Inadequate investment affects HIV-AIDS targets — Dr Atuahene

The nation stands the risk of not achieving the HIV-AIDS target by 2030 due to inadequate investment in the proven strategies, the Director-General of the Ghana AIDS Commission, Dr Kyeremeh Atuahene, has said.

“In fact, Ghana is way behind the 2020 target of 90-90-90. Between 2019 and 2022, the country was only able to progress by less than 10 percentage points, and at the current rate of progress, we are unlikely to achieve the 90-90-90 targets by 2030, by which time we should rather achieve the global target of 98-98-98 and end AIDS,” he added.

The D-G said the HIV pandemic control remained unachieved in three project regions and the country as a whole.

The regions are Western, Western North and Ahafo.

Dr Atuahene was speaking at a USAID “Strengthening the care continuum project” at its closeout meeting in Takoradi in the Western Region.

The programme was attended by health managers from the three regions who discussed interventions, strategies and achievements in the areas of care identification, active linkage to treatment and optimisation, among others.


Dr Atuahene expressed concerns over the fact that although many African countries had achieved the 2025 target of 95-95-95, the nation was yet to even achieve the 90-90-90 targets.
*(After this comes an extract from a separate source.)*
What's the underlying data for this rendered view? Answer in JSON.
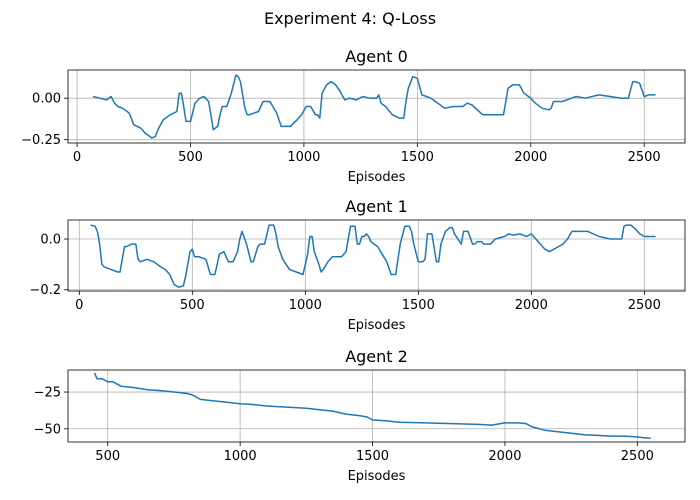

“Many factors account for our inability to achieve these targets, it is quite obvious that those countries have enjoyed huge combined resources from Global Fund and PERFAR for more than 20-years.

“The estimated funds available for the national HIV response for the next three years is just 33 per cent of the needed fund for the period,” he said.

Dr Atuahene, however, said that the government was evaluating all available options to address the yawning funding gap, adding that the commission was aggressively embarking on a resource mobilisation drive.

He further said that the commission would continue to explore innovative financing options, including establishing public private partnerships. 


The USAID/Ghana Mission Director, Kimberly Rosen, commended the government for its continued effort to end HIV/AIDS as a public health threat in the country by 2030.

“Over the past four years, PERFAR has supported the government to test more than 46,000 individuals, diagnosed more than 18,000 HIV-positive people and initiated 17,000 antiretroviral therapy courses,” she said.

Ms Rosen said that the US partnership with Ghana had made some impact within the first three years of the implementation of the USAID Care Continuum project which covered about 30,700 people with HIV services.

The Chief of Party, USAID Care Continuum Project, Dr Henry Ajewi-Narh Nagai, said over the past seven years, “we have worked with our collaborators to improve health outcomes in the three beneficiary regions and the country at large”.